Many patients with angina pectoris caused by CAD erroneously attribute their symptoms to indigestion or heartburn. Also, patients with heartburn, esophageal reflux, and esophageal spasm may believe they have angina pectoris. Hiccups occasionally occur in patients with MI and during the postoperative period after cardiac surgery. Dysphagia can occur in patients with progressive systemic sclerosis, an aortic arch anomaly, or an extremely large left atrium (LA).

Anorexia, nausea, and vomiting can occur as a result of cardiac glycoside excess or inferior MI Hepatomegaly associated with tricuspid valve disease or severe right-sided heart failure can cause right upper quadrant epigastric pain and fullness as well as anorexia. Abdominal pain caused by visceral ischemia or infarction can occur in a patient who has had a period of very low cardiac output.

Although cyanosis is a sign rather than a symptom, patients or family members may describe cyanosis during the history. Cyanosis is a bluish color of the skin or mucous membranes caused by excess amounts of reduced hemoglobin.

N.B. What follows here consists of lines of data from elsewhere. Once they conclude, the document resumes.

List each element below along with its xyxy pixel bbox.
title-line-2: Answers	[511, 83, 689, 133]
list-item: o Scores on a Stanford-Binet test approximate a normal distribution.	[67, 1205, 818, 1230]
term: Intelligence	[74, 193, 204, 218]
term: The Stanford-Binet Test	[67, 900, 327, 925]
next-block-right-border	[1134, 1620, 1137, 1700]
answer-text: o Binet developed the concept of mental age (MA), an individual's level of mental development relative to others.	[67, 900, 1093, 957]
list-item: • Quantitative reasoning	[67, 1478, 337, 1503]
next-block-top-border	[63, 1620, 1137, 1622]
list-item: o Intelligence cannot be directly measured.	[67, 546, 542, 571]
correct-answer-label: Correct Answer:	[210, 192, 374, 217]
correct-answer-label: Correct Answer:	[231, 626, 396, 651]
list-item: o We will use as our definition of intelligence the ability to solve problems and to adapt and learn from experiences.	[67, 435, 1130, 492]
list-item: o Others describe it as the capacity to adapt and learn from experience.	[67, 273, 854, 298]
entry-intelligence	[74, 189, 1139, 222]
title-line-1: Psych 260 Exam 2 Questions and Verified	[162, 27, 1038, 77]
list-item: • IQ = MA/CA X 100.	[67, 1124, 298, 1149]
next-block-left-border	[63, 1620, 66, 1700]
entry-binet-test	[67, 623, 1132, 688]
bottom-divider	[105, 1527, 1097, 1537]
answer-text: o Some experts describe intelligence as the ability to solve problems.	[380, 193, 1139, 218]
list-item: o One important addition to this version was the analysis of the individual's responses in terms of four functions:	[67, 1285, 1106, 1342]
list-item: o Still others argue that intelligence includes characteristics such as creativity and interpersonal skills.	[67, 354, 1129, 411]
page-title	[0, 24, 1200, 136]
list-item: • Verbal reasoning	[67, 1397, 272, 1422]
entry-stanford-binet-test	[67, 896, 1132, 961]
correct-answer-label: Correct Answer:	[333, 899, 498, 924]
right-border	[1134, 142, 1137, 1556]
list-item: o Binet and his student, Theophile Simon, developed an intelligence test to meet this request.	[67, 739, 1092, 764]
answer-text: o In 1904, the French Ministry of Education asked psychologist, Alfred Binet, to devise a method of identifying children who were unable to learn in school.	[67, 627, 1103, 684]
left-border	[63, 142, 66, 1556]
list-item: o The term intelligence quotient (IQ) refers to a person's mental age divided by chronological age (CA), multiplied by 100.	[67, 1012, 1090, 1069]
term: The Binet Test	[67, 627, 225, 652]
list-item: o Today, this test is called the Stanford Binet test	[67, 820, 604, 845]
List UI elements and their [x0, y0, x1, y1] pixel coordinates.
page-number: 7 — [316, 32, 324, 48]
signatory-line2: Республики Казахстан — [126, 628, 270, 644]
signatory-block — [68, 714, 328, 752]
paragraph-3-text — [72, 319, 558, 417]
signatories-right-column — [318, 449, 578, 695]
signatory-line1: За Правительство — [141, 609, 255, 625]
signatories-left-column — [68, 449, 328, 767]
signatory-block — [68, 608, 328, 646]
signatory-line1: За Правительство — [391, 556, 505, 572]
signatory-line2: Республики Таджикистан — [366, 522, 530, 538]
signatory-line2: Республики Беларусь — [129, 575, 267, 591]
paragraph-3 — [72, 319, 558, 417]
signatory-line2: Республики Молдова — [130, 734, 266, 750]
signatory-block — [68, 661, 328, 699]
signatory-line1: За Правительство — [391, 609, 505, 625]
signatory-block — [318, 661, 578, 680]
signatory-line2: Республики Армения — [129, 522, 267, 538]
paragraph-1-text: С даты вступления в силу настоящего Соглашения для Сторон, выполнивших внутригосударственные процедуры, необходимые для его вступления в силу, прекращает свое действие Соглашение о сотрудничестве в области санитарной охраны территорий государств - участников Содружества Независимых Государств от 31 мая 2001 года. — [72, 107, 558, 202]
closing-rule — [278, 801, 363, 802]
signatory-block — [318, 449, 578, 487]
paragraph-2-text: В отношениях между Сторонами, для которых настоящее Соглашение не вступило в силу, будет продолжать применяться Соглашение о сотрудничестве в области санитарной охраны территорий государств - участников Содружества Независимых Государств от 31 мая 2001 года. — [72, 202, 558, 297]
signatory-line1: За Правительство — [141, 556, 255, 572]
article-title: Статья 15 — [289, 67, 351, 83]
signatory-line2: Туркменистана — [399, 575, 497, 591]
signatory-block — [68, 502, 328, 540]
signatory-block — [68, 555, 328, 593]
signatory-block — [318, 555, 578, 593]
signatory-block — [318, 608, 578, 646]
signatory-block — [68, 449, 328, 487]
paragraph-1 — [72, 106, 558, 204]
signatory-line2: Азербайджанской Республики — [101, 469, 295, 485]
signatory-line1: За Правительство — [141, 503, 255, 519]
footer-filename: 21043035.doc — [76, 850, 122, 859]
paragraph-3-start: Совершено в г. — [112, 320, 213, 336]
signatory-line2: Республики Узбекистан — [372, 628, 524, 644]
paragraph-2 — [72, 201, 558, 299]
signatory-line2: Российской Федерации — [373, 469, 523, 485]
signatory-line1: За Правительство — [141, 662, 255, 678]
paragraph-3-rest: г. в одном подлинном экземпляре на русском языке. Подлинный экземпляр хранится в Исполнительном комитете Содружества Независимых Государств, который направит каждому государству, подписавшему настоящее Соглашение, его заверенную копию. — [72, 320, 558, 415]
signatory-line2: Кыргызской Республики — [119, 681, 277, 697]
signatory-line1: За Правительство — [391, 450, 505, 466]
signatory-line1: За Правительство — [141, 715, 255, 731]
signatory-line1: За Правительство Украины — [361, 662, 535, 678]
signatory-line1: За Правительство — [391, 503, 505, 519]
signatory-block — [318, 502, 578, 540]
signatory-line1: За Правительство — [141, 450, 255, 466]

Approximately 4 g of reduced hemoglobin is required for cyanosis to be apparent (see Chap. 83). Severely anemic patients will not exhibit cyanosis. A distribution of cyanosis involving the mucous membranes as well as the periphery (central cyanosis) is caused by the admixture of venous blood at the level of the heart or great vessels. A patient or a family member can detect that the cyanosis is more intense in the feet than in the hands. This differential cyanosis suggests a right-to-left shunt through a patent ductus arteriosus in a patient with Eisenmenger physiology. Peripheral cyanosis does not involve the mucous membranes but is the result of slow peripheral flow with accumulation of excess reduced hemoglobin in the setting of circulatory failure, shock, or peripheral vasospasm.

Jaundice can be detected by a patient or by a member of the family. As a rule, hepatic congestion caused by heart failure will not produce jaundice. Hemolysis of red blood cells can occur in patients with prosthetic valves and can produce jaundice.

A history of flush of face and trunk, sometimes accentuated by alcohol, should lead one to search for the other signs and symptoms of carcinoid heart disease (see Chap. 86). Cardiomyopathies caused by hemochromatosis should be considered in a patient with diabetes whose skin color has changed from normal to bronze. A slate-like color of the skin, hands, and nose can develop in patients who take amiodarone.

The most common causes of insomnia are mental conflict, emotional disturbances, and depression. Heart failure, however, can also cause insomnia. Patients with Cheyne-Stokes respirations (see preceding section on Respiratory Symptoms) can sleep during the apneic phase and wake during the hyperpneic phase of the condition. Occasionally, patients with pulmonary congestion caused by heart failure have insomnia before they develop nocturnal dyspnea. Central and obstructive sleep apnea are discussed elsewhere (see Chap. 73).